Link: Sum Of R auf Bandcamp

Bandmitglieder:

Bass, Gitarre, Drones, Synthesizer, Effekte, Tapes, Metallofon, Mellotron, Manipulationen & Komposition – Reto Mäder
Schlagzeug, Percussions, Piano, Synthesizer – Jukka Rämänen
Vocals, Lyrics & Noise – Marko Neuman

Gastbeiträge:

Vocals – Juho Vanhanen (Oranssi Pazuzu, Grave Pleasures)
Bass – G. Stuart Dahlquist (Burning Witch, Goatsnake, Asva)
Vocals – Yusaf Parvez a.k.a Vicotnik (Dødheimsgard, Ved Buens Ende, Dold Vorde Ens Navn)

Tracklist:

  1. Solace (feat. Juho Vanhanen)
  2. Agglomeration (feat. G. Stuart Dahlquist)
  3. Null [exklusiv nur auf CD enthalten]
  4. Waltz Of Death
  5. Beer Cans In A Bottomless Pit (feat. Vicotnik)
  6. Empty Rooms
  7. The Solution
  8. Violate
  9. Cold Signatures
Sum Of R – Spectral (2025) | Cover Artwork: Felipe Froeder

Macht man das Beste aus einer Situation, wird manchmal noch Besseres draus.
Seit 2008 werkelte der Schweizer Musiker Reto Mäder (JeGong, Ural Umbo) größtenteils solo an seinem Projekt Sum Of R. Nach drei beachtlichen Alben und einer EP, alle instrumentaler Natur und mit einer Spannweite von Doom über Drone Rock bis Dark Ambient, traf eine Einladung des renommierten Roadburn zu dessen 2020er-Edition ein. Hinzugebucht wurde Drummer Jukka Rämänen (Hexvessel, Dark Buddha Rising, Waste Of Space Orchestra) und man dachte an den gemeinsamen Nenner Marko Neuman (Dark Buddha Rising, Waste Of Space Orchestra, Ural Umbo) als mehr als nur fähigen Gastsänger, um der Ehre mit einem speziellen Aufgebot zu begegnen.
Dann passierte, nun ja, nicht ganz nichts. Motiviert von einer gecancelten Tour und einem ausgefallenen Festival nahm Mäder zwischen zwei Lockdowns einen Flug nach Finnland, um innerhalb von drei Wochen etwas aufzunehmen, was die nunmehr zum Trio verschweißten Musiker Lahbryce nennen würden.
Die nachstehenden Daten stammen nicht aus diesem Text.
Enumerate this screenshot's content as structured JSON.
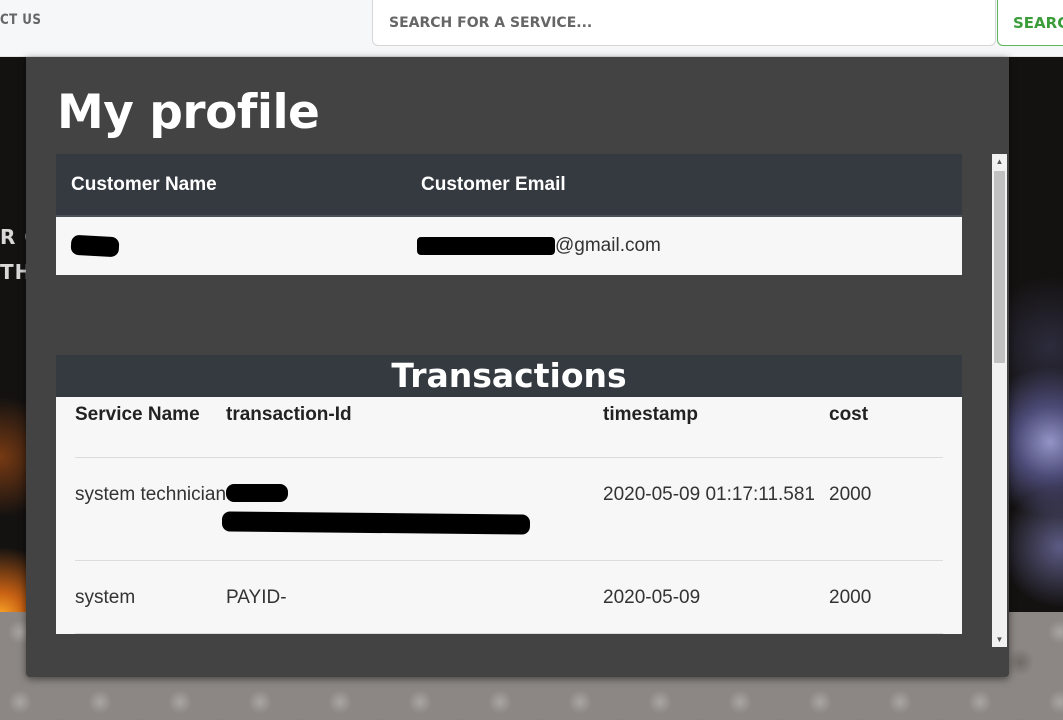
{
  "header": {
    "nav_contact": "CT US",
    "search_placeholder": "SEARCH FOR A SERVICE...",
    "search_button": "SEARCH"
  },
  "hero": {
    "line1": "R C",
    "line2": "TH"
  },
  "modal": {
    "title": "My profile",
    "customer_table": {
      "headers": [
        "Customer Name",
        "Customer Email"
      ],
      "row": {
        "name": "",
        "email_suffix": "@gmail.com"
      }
    },
    "transactions": {
      "title": "Transactions",
      "headers": {
        "service": "Service Name",
        "tid": "transaction-Id",
        "timestamp": "timestamp",
        "cost": "cost"
      },
      "rows": [
        {
          "service": "system technician",
          "tid": "",
          "timestamp": "2020-05-09 01:17:11.581",
          "cost": "2000"
        },
        {
          "service": "system",
          "tid": "PAYID-",
          "timestamp": "2020-05-09",
          "cost": "2000"
        }
      ]
    }
  }
}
Obgleich die ersten vier Releases auf verschiedene Weisen tiefgründig, atmosphärisch und heavy waren und ich sie ohne Zögern empfehle, so klingt Sum Of R erst in seiner jetzigen Form „vollständig“. Man kann regelrecht hören, wie sich die drei kreativen Geister ergänzen und die Musik um mehr Ecken und Kanten bereichern. Rämänen erdet Mäders Kompositionen und pusht sie beständig zur Explosion. Neumans Noise-Magick entrückt in unbekannte Welten. Den größten Unterschied machen aber die tausend Stimmen in seiner Kehle: Die gewähren dem menschlichen Ohr einen einfacheren Zugang zur Musik, nur um es leichter zu befremden.
Lahbryce war lange einer meiner persönlichen Dauerbrenner.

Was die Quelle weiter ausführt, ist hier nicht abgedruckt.